According to data presented at last year’s CDC Epidemic Intelligence Service conference, reports of syphilis among pregnant women increased 25% from 2012 to 2014 and accompanied rises in rates of congenital syphilis and syphilitic stillbirths. CDC statistics for 2015 showed increased reports of cases of syphilis in all its stages and in congenital syphilis infections.

“We have a good screening test, we have excellent therapy and Treponema pallidum has not become resistant to penicillin,” Rompalo said. “We shouldn’t have to deal with congenital syphilis in this day and age.”

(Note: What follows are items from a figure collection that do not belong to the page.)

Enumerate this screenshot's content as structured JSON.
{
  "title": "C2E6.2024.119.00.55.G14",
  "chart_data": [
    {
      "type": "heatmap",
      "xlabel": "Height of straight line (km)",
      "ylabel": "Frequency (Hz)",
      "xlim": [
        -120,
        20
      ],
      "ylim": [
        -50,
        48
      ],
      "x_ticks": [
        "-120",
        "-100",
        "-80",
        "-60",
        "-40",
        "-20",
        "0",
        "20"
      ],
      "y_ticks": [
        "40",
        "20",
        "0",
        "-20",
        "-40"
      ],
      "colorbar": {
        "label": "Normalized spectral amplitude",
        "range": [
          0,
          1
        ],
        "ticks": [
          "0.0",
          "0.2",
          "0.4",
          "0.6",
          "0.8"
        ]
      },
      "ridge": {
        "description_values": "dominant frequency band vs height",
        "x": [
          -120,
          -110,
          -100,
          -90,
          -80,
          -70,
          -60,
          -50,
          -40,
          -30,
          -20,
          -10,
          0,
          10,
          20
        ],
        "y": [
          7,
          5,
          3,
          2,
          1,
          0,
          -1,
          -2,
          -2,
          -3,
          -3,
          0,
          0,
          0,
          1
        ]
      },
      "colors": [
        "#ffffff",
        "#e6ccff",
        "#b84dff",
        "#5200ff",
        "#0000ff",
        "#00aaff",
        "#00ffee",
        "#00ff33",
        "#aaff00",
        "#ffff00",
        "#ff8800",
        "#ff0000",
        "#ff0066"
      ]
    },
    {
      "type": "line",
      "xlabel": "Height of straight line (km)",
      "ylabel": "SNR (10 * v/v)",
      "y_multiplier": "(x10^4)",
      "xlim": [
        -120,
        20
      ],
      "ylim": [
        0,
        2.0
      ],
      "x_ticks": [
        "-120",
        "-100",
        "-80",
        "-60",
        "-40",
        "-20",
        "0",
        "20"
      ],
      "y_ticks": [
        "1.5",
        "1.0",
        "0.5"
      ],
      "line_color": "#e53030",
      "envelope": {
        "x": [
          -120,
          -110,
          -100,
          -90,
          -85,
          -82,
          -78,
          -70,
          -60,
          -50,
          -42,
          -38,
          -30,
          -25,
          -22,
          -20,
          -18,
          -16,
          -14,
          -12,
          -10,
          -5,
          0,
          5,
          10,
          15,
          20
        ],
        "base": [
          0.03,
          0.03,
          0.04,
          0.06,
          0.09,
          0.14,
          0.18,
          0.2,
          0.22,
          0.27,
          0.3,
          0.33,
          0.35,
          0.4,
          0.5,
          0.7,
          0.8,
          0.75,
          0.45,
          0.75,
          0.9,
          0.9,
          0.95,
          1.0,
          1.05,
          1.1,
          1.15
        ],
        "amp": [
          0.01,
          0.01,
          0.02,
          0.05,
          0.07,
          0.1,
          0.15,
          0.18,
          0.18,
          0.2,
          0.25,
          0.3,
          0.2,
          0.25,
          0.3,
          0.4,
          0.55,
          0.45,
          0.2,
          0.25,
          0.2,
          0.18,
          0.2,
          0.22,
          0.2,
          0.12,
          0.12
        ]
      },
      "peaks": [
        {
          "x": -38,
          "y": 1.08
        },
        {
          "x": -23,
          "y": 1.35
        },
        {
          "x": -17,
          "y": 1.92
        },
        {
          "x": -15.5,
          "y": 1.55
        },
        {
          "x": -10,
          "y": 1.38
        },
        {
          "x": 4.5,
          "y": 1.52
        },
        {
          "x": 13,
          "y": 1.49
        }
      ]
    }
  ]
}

Nonreportable and emerging diseases

The CDC does not track the incidence of genital herpes, a chronic and lifelong viral infection that affects tens of millions of people in the U.S. However, like its surveillance of HPV, the agency uses other strategies to monitor the burden of the disease, primarily with the National Health and Nutrition Examination Survey (NHANES), a nationally representative sample of results from interviews and examinations of patients, according to Torrone.

“We use those estimates here at CDC to help monitor burden of disease for those nonreportable diseases,” she said.

Much less is known about other STDs, including emerging infections like Mycoplasma genitalium, which was identified more than 30 years ago, but whose pathogenic role remains poorly defined. Rompalo said the infection seems to be associated with urethritis, cervicitis and pelvic inflammatory disease.

“We just don’t know enough about it,” Rompalo said. “We’re probably at the same stage we were with chlamydia in the 1970s. Is it an STD? What’s it causing? The problem is that it’s developing resistance quickly.” – by Gerard Gallagher

Disclosures: Mermin, Rompalo and Torrone report no relevant financial disclosures.